Bu ücretten kaçınmak için, yasal kitap satan yerlere yönelmemiz lazım. Yasal kitap satan ama yüksek indirim alabileceğimiz yerlere. Çünkü alacağımız bu fiş, kim bilir kaçıncı vergilerden biridir ve aslında ödememek etik olarak yanlış görünse de, yapısı itibariyle kendisi zaten etiğe aykırıdır.

Kitaplarımızı bu gibi yerlerden alarak hem daha ucuza daha çok kitap okuyabilir, hem de bir yayın evinin satışları sonucu ödemesi gereken ve bizden beklediği bütün ücretleri vermiş oluruz.

Bu gibi yerleri bulmak sizin için zorsa, kitap aldığınız yerlere böyle büyük indirimler yapan yerler olduğunu örnek göstermeyi deneyin.
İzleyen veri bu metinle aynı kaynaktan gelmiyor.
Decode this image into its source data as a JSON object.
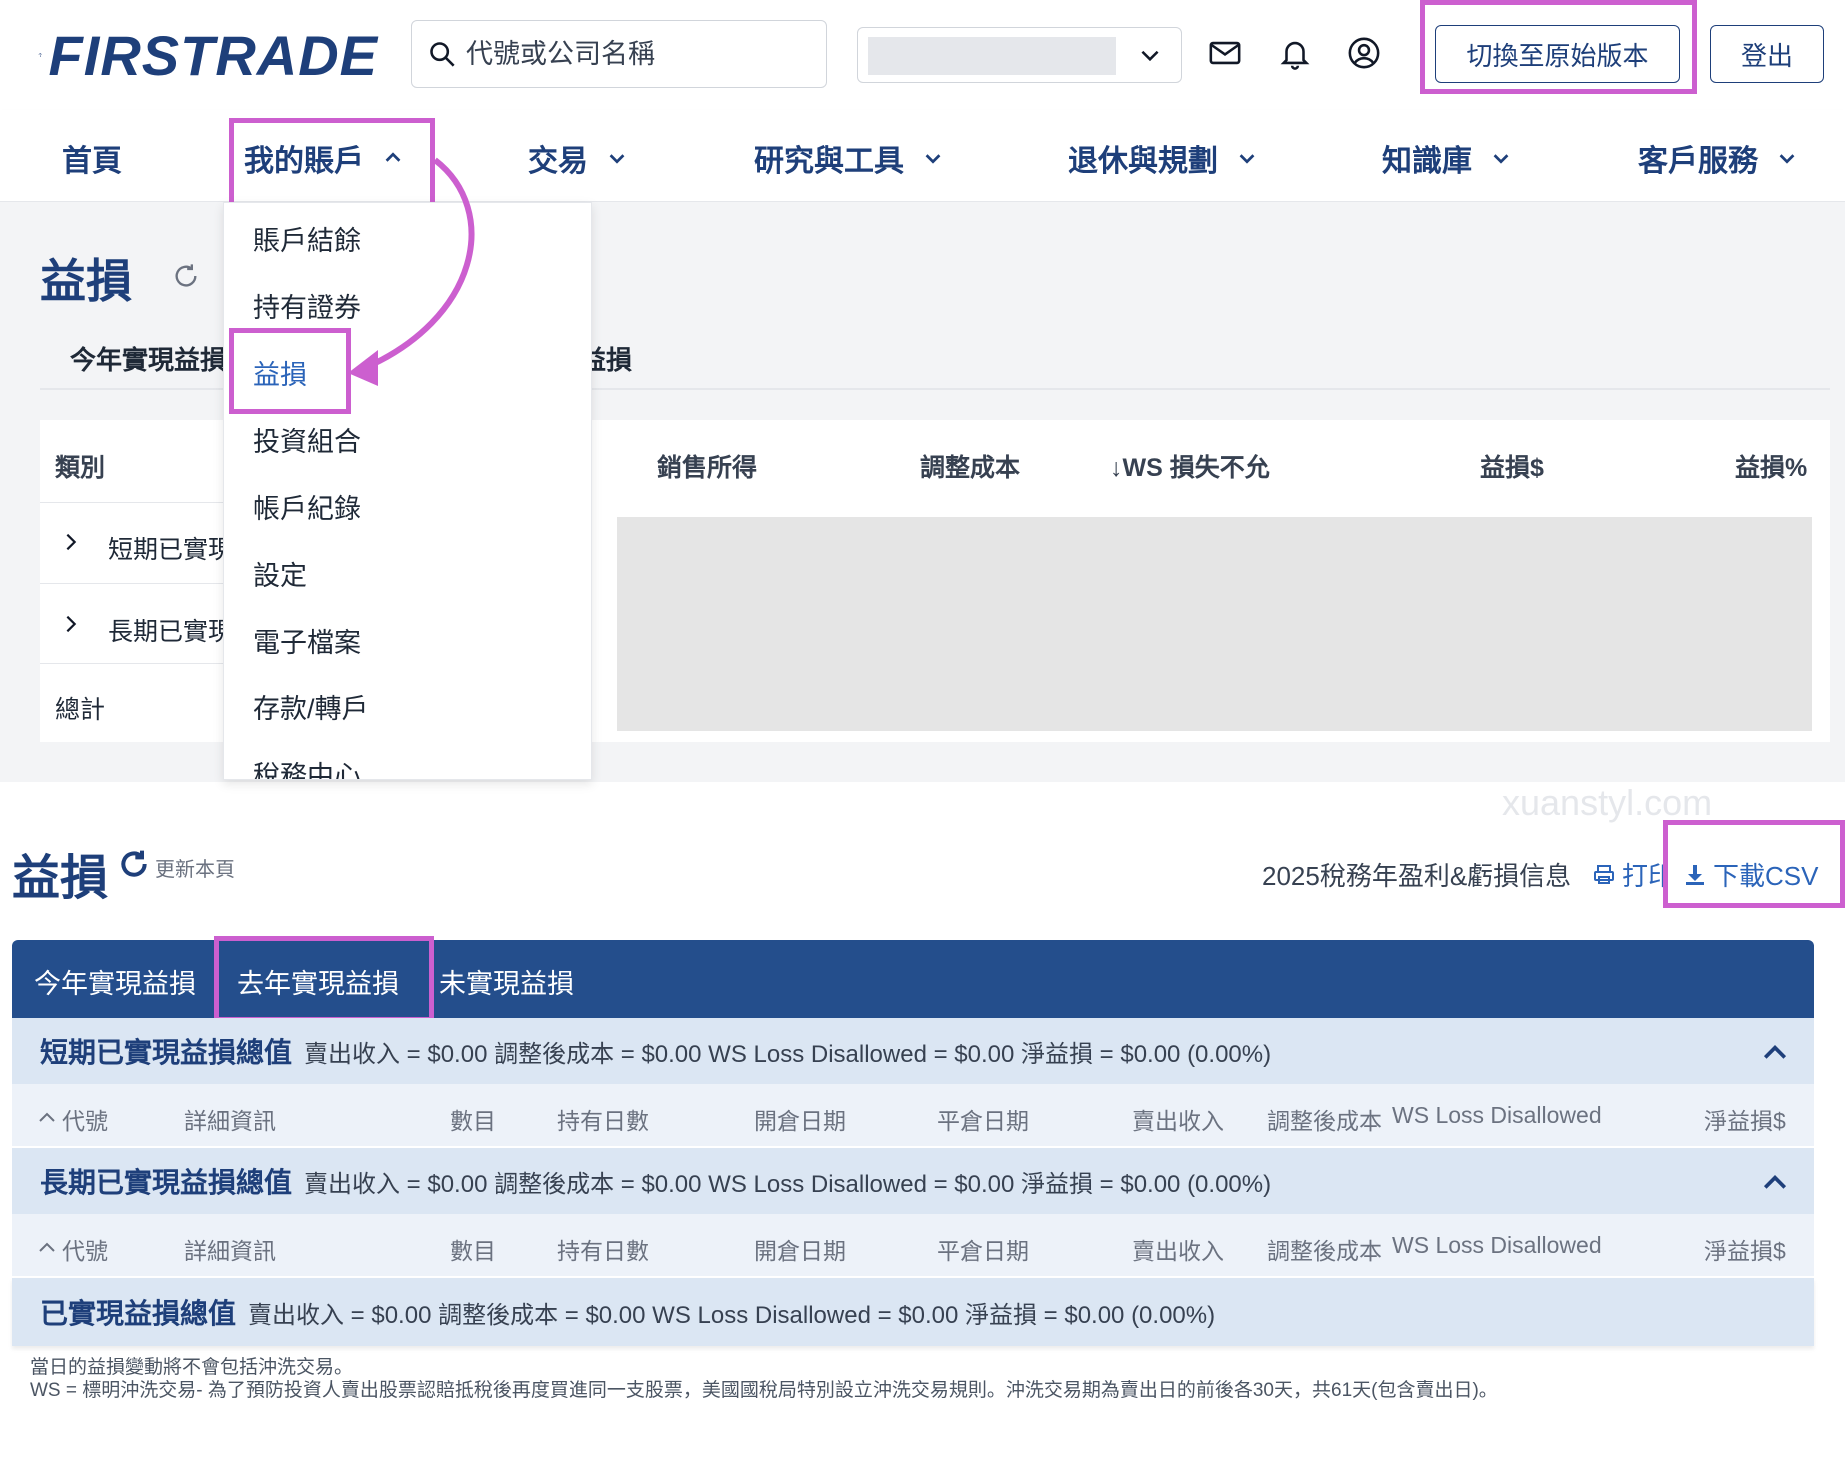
{
  "header": {
    "logo_text": "FIRSTRADE",
    "search_placeholder": "代號或公司名稱",
    "switch_version_label": "切換至原始版本",
    "logout_label": "登出"
  },
  "nav": {
    "items": [
      {
        "label": "首頁"
      },
      {
        "label": "我的賬戶"
      },
      {
        "label": "交易"
      },
      {
        "label": "研究與工具"
      },
      {
        "label": "退休與規劃"
      },
      {
        "label": "知識庫"
      },
      {
        "label": "客戶服務"
      }
    ]
  },
  "dropdown": {
    "items": [
      "賬戶結餘",
      "持有證券",
      "益損",
      "投資組合",
      "帳戶紀錄",
      "設定",
      "電子檔案",
      "存款/轉戶",
      "稅務中心"
    ]
  },
  "upper": {
    "title": "益損",
    "tab_first": "今年實現益損",
    "tab_partial": "益損",
    "table_headers": {
      "category": "類別",
      "proceeds": "銷售所得",
      "adj_cost": "調整成本",
      "ws": "↓WS 損失不允",
      "pl_dollar": "益損$",
      "pl_pct": "益損%"
    },
    "rows": [
      "短期已實現",
      "長期已實現",
      "總計"
    ]
  },
  "lower": {
    "title": "益損",
    "refresh_label": "更新本頁",
    "tax_info": "2025稅務年盈利&虧損信息",
    "print_label": "打印",
    "csv_label": "下載CSV",
    "tabs": [
      "今年實現益損",
      "去年實現益損",
      "未實現益損"
    ],
    "short_term": {
      "title": "短期已實現益損總值",
      "text": "賣出收入 = $0.00  調整後成本 = $0.00  WS Loss Disallowed = $0.00   淨益損 = $0.00 (0.00%)"
    },
    "long_term": {
      "title": "長期已實現益損總值",
      "text": "賣出收入 = $0.00  調整後成本 = $0.00  WS Loss Disallowed = $0.00   淨益損 = $0.00 (0.00%)"
    },
    "total": {
      "title": "已實現益損總值",
      "text": "賣出收入 = $0.00  調整後成本 = $0.00  WS Loss Disallowed = $0.00   淨益損 = $0.00 (0.00%)"
    },
    "columns": [
      "代號",
      "詳細資訊",
      "數目",
      "持有日數",
      "開倉日期",
      "平倉日期",
      "賣出收入",
      "調整後成本",
      "WS Loss Disallowed",
      "淨益損$"
    ],
    "footnote_1": "當日的益損變動將不會包括沖洗交易。",
    "footnote_2": "WS = 標明沖洗交易- 為了預防投資人賣出股票認賠抵稅後再度買進同一支股票，美國國稅局特別設立沖洗交易規則。沖洗交易期為賣出日的前後各30天，共61天(包含賣出日)。"
  },
  "watermark": "xuanstyl.com",
  "colors": {
    "brand": "#1e3f7a",
    "tabbar": "#244e8c",
    "highlight": "#cc5fcf",
    "link": "#2b64b9"
  }
}
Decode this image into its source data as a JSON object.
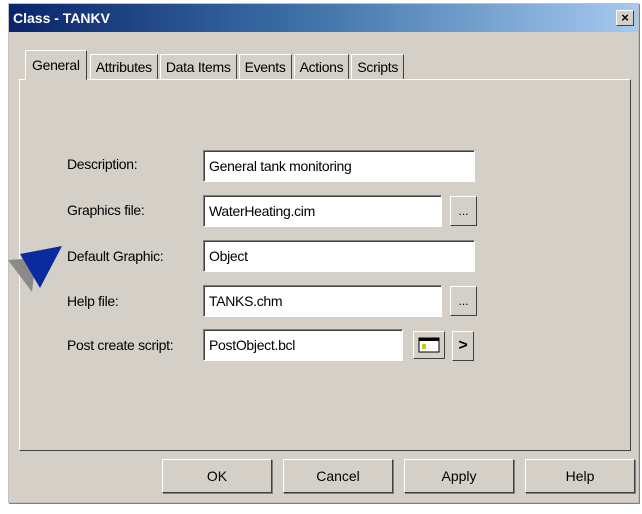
{
  "window": {
    "title": "Class - TANKV",
    "close_glyph": "×"
  },
  "tabs": [
    {
      "label": "General",
      "active": true
    },
    {
      "label": "Attributes"
    },
    {
      "label": "Data Items"
    },
    {
      "label": "Events"
    },
    {
      "label": "Actions"
    },
    {
      "label": "Scripts"
    }
  ],
  "fields": {
    "description": {
      "label": "Description:",
      "value": "General tank monitoring"
    },
    "graphics_file": {
      "label": "Graphics file:",
      "value": "WaterHeating.cim",
      "browse_label": "..."
    },
    "default_graphic": {
      "label": "Default Graphic:",
      "value": "Object"
    },
    "help_file": {
      "label": "Help file:",
      "value": "TANKS.chm",
      "browse_label": "..."
    },
    "post_create_script": {
      "label": "Post create script:",
      "value": "PostObject.bcl",
      "run_glyph": ">"
    }
  },
  "buttons": {
    "ok": "OK",
    "cancel": "Cancel",
    "apply": "Apply",
    "help": "Help"
  },
  "colors": {
    "face": "#d4d0c8",
    "title_start": "#0a246a",
    "title_end": "#a6caf0",
    "pointer": "#0a2a9e"
  }
}
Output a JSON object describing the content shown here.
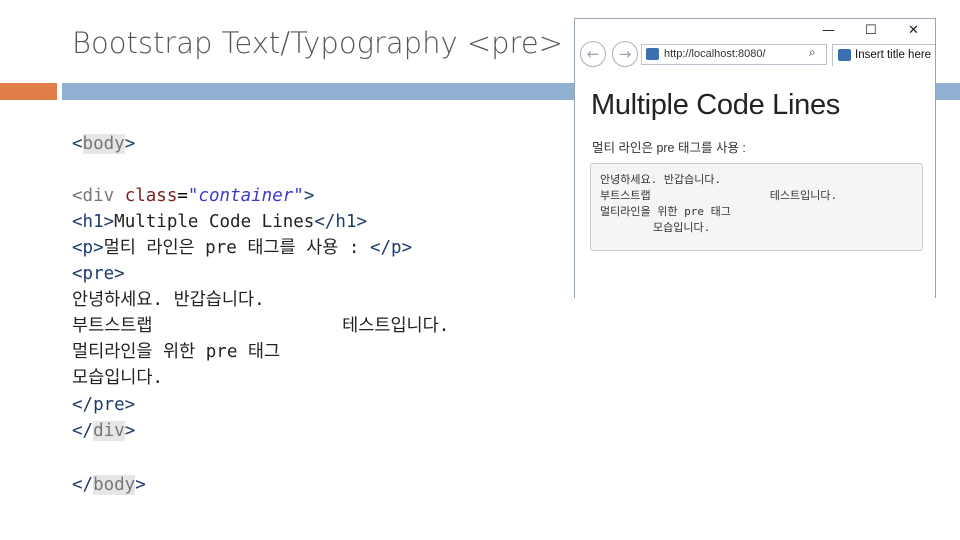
{
  "slide": {
    "title": "Bootstrap Text/Typography <pre>"
  },
  "code": {
    "body_open_lt": "<",
    "body_open_name": "body",
    "body_open_gt": ">",
    "div_open_a": "<div ",
    "div_attr": "class",
    "div_eq": "=",
    "div_val": "\"container\"",
    "div_gt": ">",
    "h1_line_open": "<h1>",
    "h1_text": "Multiple Code Lines",
    "h1_line_close": "</h1>",
    "p_open": "<p>",
    "p_text": "멀티 라인은 pre 태그를 사용 : ",
    "p_close": "</p>",
    "pre_open": "<pre>",
    "pre_line1": "안녕하세요. 반갑습니다.",
    "pre_line2": "부트스트랩                  테스트입니다.",
    "pre_line3": "멀티라인을 위한 pre 태그",
    "pre_line4": "모습입니다.",
    "pre_close": "</pre>",
    "div_close_lt": "</",
    "div_close_name": "div",
    "div_close_gt": ">",
    "body_close_lt": "</",
    "body_close_name": "body",
    "body_close_gt": ">"
  },
  "browser": {
    "minimize": "—",
    "maximize": "☐",
    "close": "✕",
    "back_icon": "←",
    "forward_icon": "→",
    "address": "http://localhost:8080/",
    "search_icon": "⌕",
    "tab_title": "Insert title here",
    "page": {
      "h1": "Multiple Code Lines",
      "p": "멀티 라인은 pre 태그를 사용 :",
      "pre": "안녕하세요. 반갑습니다.\n부트스트랩                  테스트입니다.\n멀티라인을 위한 pre 태그\n        모습입니다."
    }
  }
}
Ya da daha önce de söylediğim gibi bana ulaşın. Sizin için belli yerlere erişimi kolaylaştırırım, böylece sizde okuyan kitlemizi genişletip yayın evleri için –ve muhakkak ki tüm okuyucular için- daha çok Türkçe kitap çevirisine katkıda bulunmuş olursunuz.